The paper provides bounds on the Lipschitz constants of sample functions from Gaussian processes. It also provides bounds on the prediction errors and on the Lipschitz constants of the conditional means and variances. Then, an application is safe control is provided. Originality: The bounds for Gaussian processes are relatively similar to the existing ones, from the references that are given in the paper. The proofs also appear to use standard arguments, for instance the classical bound on the mean value of the supremum of a Gaussian process and the Borel TIS inequality. The authors write that a novelty of their bounds is that they do not rely on unknown quantities. More precisely, the previous bounds hold for fixed functions assumed to belong to RKHSs while their bounds hold in probability w.r.t. the distribution of the Gaussian process. This type of analysis can also have its limits, because the distribution of the Gaussian process (which may need to be selected arbitrarily) can assign very small probabilities to functions that look like the unknown function. Hence, I would not say that the framework of the paper is better (or worse) than the one from previous references. It is just of different nature. The authors write that some references, for instance [7], require bounded observation errors and exclude Gaussian errors. I am not sure that this is true, because I think that these references require Gaussian observation errors. Quality: The proofs appear to be correct but relatively standard. Clarity: The paper is rather clear. Perhaps the authors could explain better the statement of Theorem 3.3. The speak of a process generating infinitely many functions with given Lipschitz constant. This can not be a Gaussian process, since the Lipschitz constant of a Gaussian process is usually not a bounded random variable. Significance: I think the paper provides a welcome contribution to the analysis of Gaussian process extrema, of the prediction error and of safe control. The results are nevertheless not very different from previously existing ones.

This article presents bounds on the absolute difference between a sample from a (possibly noisy) Gaussian process (GP) and the predictive mean.
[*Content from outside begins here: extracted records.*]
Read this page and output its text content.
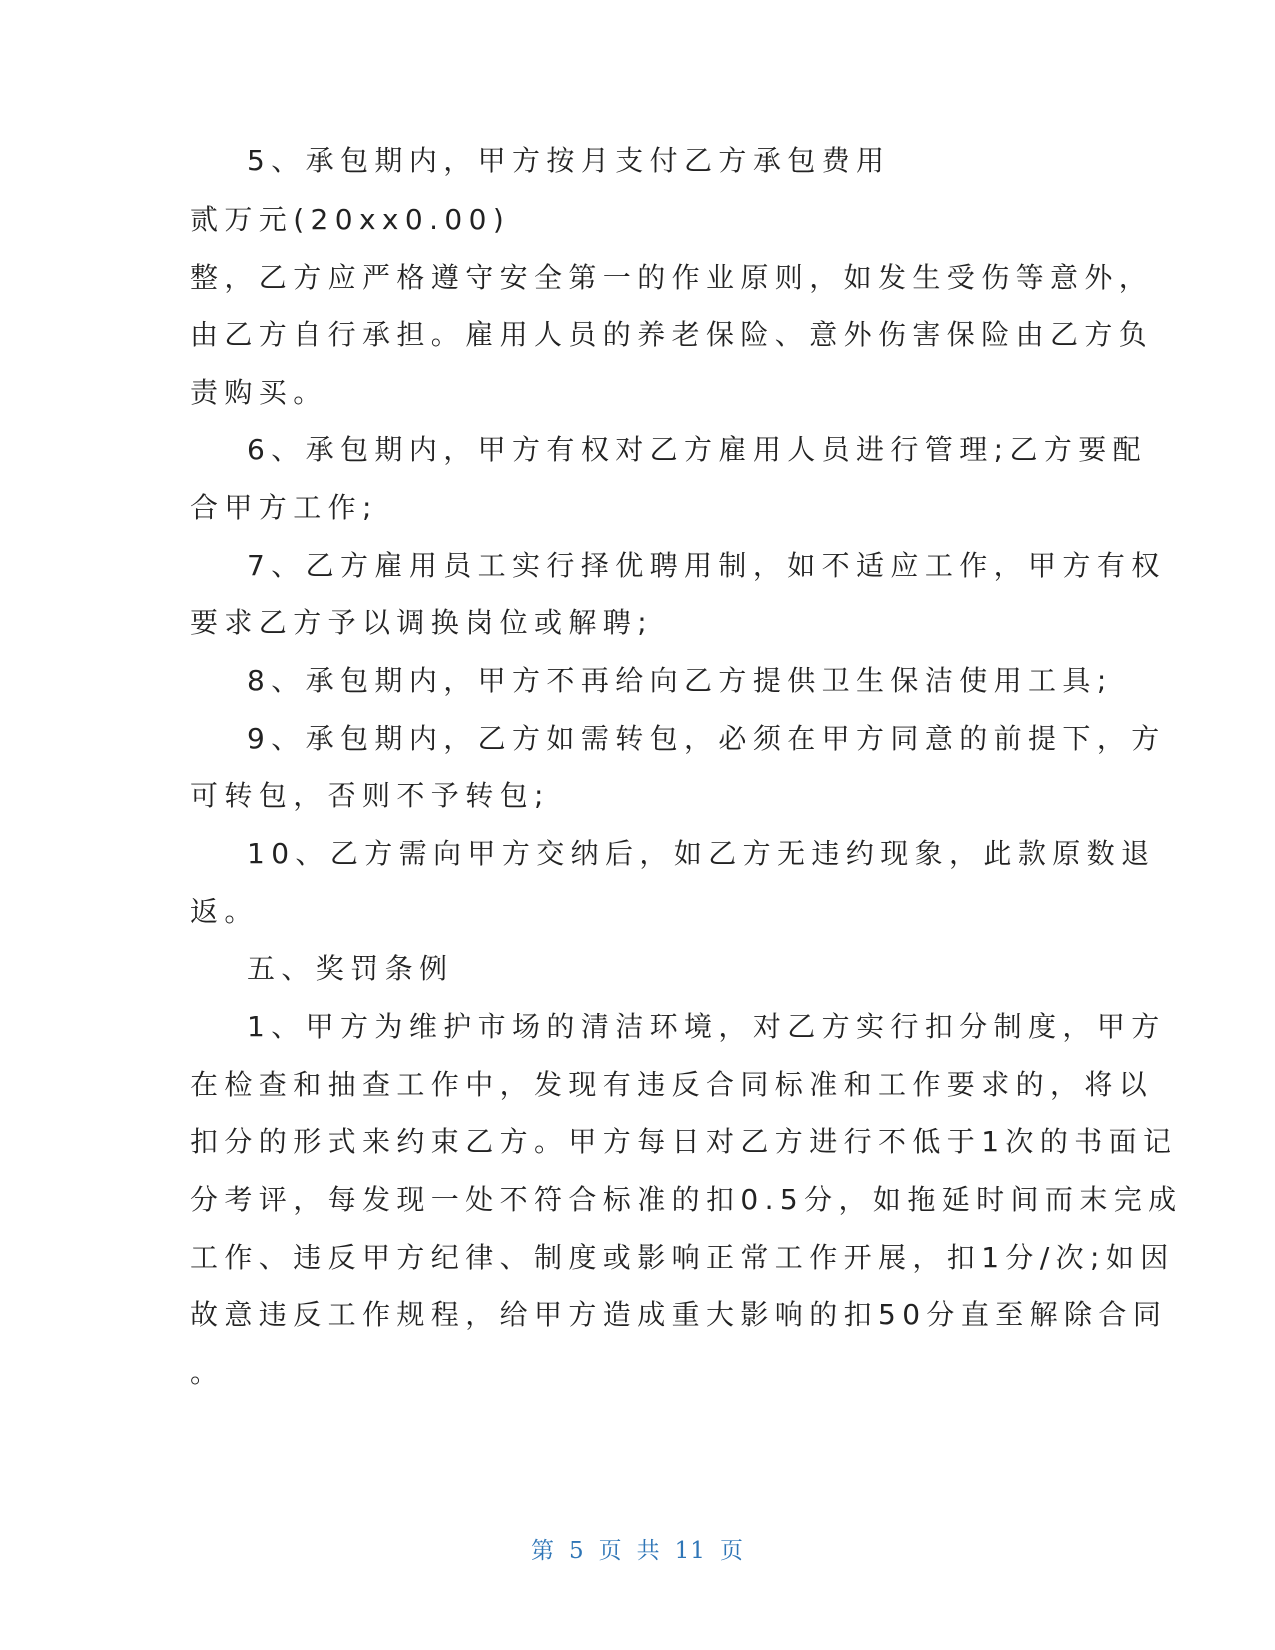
5、承包期内，甲方按月支付乙方承包费用
贰万元(20xx0.00)
整，乙方应严格遵守安全第一的作业原则，如发生受伤等意外，
由乙方自行承担。雇用人员的养老保险、意外伤害保险由乙方负
责购买。
6、承包期内，甲方有权对乙方雇用人员进行管理;乙方要配
合甲方工作;
7、乙方雇用员工实行择优聘用制，如不适应工作，甲方有权
要求乙方予以调换岗位或解聘;
8、承包期内，甲方不再给向乙方提供卫生保洁使用工具;
9、承包期内，乙方如需转包，必须在甲方同意的前提下，方
可转包，否则不予转包;
10、乙方需向甲方交纳后，如乙方无违约现象，此款原数退
返。
五、奖罚条例
1、甲方为维护市场的清洁环境，对乙方实行扣分制度，甲方
在检查和抽查工作中，发现有违反合同标准和工作要求的，将以
扣分的形式来约束乙方。甲方每日对乙方进行不低于1次的书面记
分考评，每发现一处不符合标准的扣0.5分，如拖延时间而末完成
工作、违反甲方纪律、制度或影响正常工作开展，扣1分/次;如因
故意违反工作规程，给甲方造成重大影响的扣50分直至解除合同
。
第 5 页 共 11 页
The methodology relies on deriving probabilistic Lipschitz constants for the GP, and does not consider the RKHS associated with the covariance kernel as is generally done. As a result, the bounds are easier to use in practice, as shown on two examples. The proposed Lispschitz bounds on GPs are an interesting result by themselves. But it should be related to and compared with previous derivations, see, e.g., González, J., Dai, Z., Hennig, P., & Lawrence, N. (2016, May). Batch Bayesian optimization via local penalization. In Artificial intelligence and statistics (pp. 648-657). Concerning the main theorem 3.3, could you precise how to achieve the condition on \sigma_N in practice. Simply adding more training points (P7L252) in an arbitrary way would not be sufficient, expecially with noise. Overall the paper is clear and well-written, with potential for both theoretical works and practical ones. Minor point: - Proof if Theorem 3.2 on continuity of samples: early results on this can be found, e.g., in Cramer, H., & Leadbetter, M. R. (1967). Stationary and Related Stochastic Processes-Sample Function Properties and their Applications. Typos: P3L83: on the one hand? P3L87: kernel is usual small P7L272: The simulations ## Added after rebuttal I would like to thank the authors for their response, which addresses most of my concerns. Accordingly I increased my score.